| | Luke,
I like the title and the art concept. The only way to get a better title would be to excerpt the best terse phrase in your book. The art idea is good, but it needs much better execution. I would also not have two individuals on the cover. If they are both on the front then the forms will be too crowded. If one's on the front and one on the back it seems like tokenism to include the second sex.
You might also consider using a child instead of an adult, if that doesn't clash too much with your content. A baby can be sex neutral, and more unexpected and so attention-grabbing. The execution of a child would be much more difficult though.

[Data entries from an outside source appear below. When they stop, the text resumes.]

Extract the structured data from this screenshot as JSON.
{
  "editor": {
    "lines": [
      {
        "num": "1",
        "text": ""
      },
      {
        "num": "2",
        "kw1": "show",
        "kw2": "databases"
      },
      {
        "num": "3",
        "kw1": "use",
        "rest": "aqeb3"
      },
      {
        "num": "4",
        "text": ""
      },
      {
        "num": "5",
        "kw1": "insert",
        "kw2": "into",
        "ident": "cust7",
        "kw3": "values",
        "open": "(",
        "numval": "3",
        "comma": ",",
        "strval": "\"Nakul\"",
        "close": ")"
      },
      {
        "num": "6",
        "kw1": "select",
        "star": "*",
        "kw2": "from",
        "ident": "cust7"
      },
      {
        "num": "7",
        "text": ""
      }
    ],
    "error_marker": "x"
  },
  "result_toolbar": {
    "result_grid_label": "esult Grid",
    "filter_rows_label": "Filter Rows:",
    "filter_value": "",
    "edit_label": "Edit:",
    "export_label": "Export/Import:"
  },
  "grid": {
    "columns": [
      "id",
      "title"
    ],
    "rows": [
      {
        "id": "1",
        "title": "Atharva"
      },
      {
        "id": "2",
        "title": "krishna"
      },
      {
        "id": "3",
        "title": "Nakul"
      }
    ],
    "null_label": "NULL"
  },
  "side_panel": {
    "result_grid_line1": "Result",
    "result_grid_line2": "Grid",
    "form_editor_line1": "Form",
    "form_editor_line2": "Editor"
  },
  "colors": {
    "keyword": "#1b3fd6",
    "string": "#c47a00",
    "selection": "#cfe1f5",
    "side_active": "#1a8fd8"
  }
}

Another concept might be the view of a man in the foreground, off center and facing away into a landscape with a beautiful city on the horizon.
I would omit the hyphen from the title as well, especially on the cover. While technically grammatically correct, it interrupts the flow as if the vision were an alternative of driven life thus:
"The Vision ~ Driven Life"
As for the title being a cliché, that will only matter if the text doesn't live up to it. It is a long tradition to re-use a title, but with a twist, for rhetorical purposes. Ever heard of The Romantic Manifesto?
Teresa,
I have long said, using "want" in the sense of lack:
The world is my oyster, I shall not want.
Perhaps a rewrite of the psalm would be good for the back cover? I don't know the rest of the psalm, so I don't know how easy it would be to adapt. And your Soviet caveat is apropos, but I think it is more a matter of execution again.